The International Herald Tribune reports that “For now, the rule is simple: Hug your running mate, kiss your wife”:
When Senator John McCain, the Republican presidential nominee, came out on stage to congratulate his running mate, Governor Sarah Palin of Alaska, after her acceptance speech at the Republican National Convention in St. Paul last week, he gave her a hug, not a handshake. Palin got another hug at a rally here outside Kansas City on Monday.
The same McCain-Palin embrace — businesslike, to the point — was on display at a rally over the weekend in Colorado Springs, but this time McCain’s wife, Cindy, was on stage. Moving quickly after his clasp of his running mate, John McCain took a short side-step and planted a peck on his wife’s cheek.

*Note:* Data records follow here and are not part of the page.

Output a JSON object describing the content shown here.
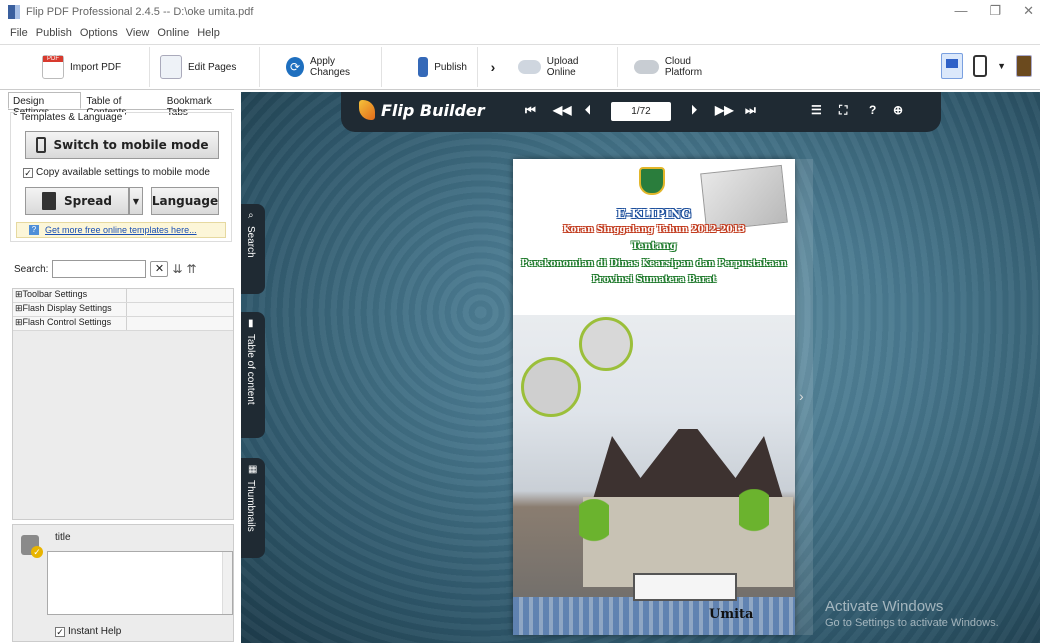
{
  "window": {
    "title": "Flip PDF Professional 2.4.5 -- D:\\oke umita.pdf"
  },
  "menu": [
    "File",
    "Publish",
    "Options",
    "View",
    "Online",
    "Help"
  ],
  "toolbar": {
    "import_pdf": "Import PDF",
    "edit_pages": "Edit Pages",
    "apply_changes": "Apply Changes",
    "publish": "Publish",
    "upload_online": "Upload Online",
    "cloud_platform": "Cloud Platform"
  },
  "left_panel": {
    "tabs": [
      "Design Settings",
      "Table of Contents",
      "Bookmark Tabs"
    ],
    "group_title": "Templates & Language",
    "switch_mobile": "Switch to mobile mode",
    "copy_settings": "Copy available settings to mobile mode",
    "spread": "Spread",
    "language": "Language",
    "templates_link": "Get more free online templates here...",
    "search_label": "Search:",
    "search_value": "",
    "tree": [
      "⊞Toolbar Settings",
      "⊞Flash Display Settings",
      "⊞Flash Control Settings"
    ],
    "prop_title": "title",
    "instant_help": "Instant Help"
  },
  "viewer": {
    "brand": "Flip Builder",
    "page_indicator": "1/72",
    "side_tabs": [
      "Search",
      "Table of content",
      "Thumbnails"
    ]
  },
  "cover": {
    "line1": "E-KLIPING",
    "line2": "Koran Singgalang Tahun 2012-2013",
    "line3": "Tentang",
    "line4": "Perekonomian di Dinas Kearsipan dan Perpustakaan",
    "line5": "Provinsi Sumatera Barat",
    "author": "Umita"
  },
  "watermark": {
    "line1": "Activate Windows",
    "line2": "Go to Settings to activate Windows."
  }
}
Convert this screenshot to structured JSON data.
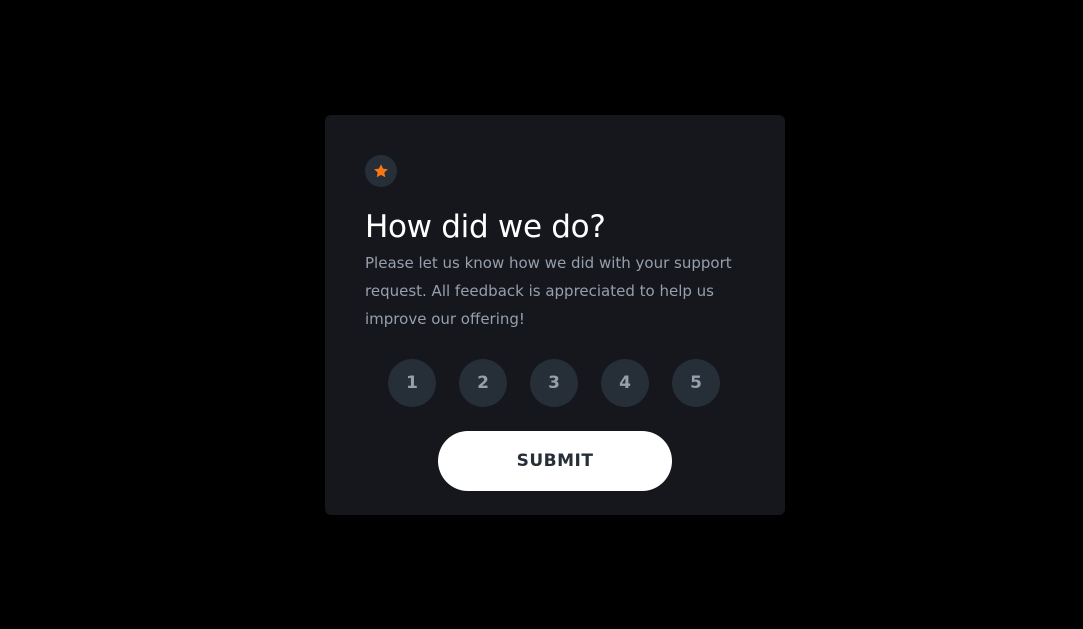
{
  "card": {
    "icon": "star-icon",
    "title": "How did we do?",
    "description": "Please let us know how we did with your support request. All feedback is appreciated to help us improve our offering!",
    "ratings": [
      "1",
      "2",
      "3",
      "4",
      "5"
    ],
    "submit_label": "SUBMIT"
  },
  "colors": {
    "page_background": "#000000",
    "card_background": "#15171c",
    "circle_background": "#262e38",
    "accent_orange": "#fc7614",
    "muted_text": "#969fad",
    "title_text": "#ffffff",
    "button_background": "#ffffff",
    "button_text": "#262e38"
  }
}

It has been nearly a quarter century since Walter Mondale almost never touched Geraldine Ferraro in public when they shared the Democratic presidential ticket in 1984, and it is safe to say that times have changed. Back then, Mondale had a strict “hands off” policy and did not even put his palm on Ferraro’s back when the two stood side-by-side and waved with uplifted arms.
Anything more, and “people were afraid that it would look like, ‘Oh, my God, they’re dating,’ ” Ferraro recalled in a brief telephone interview on Monday, of what now seems like a political Victorian age.
A healthy distance between running mates is usually a good thing. Glad to see that McCain and Palin have learned from the costly mistakes made in 2004.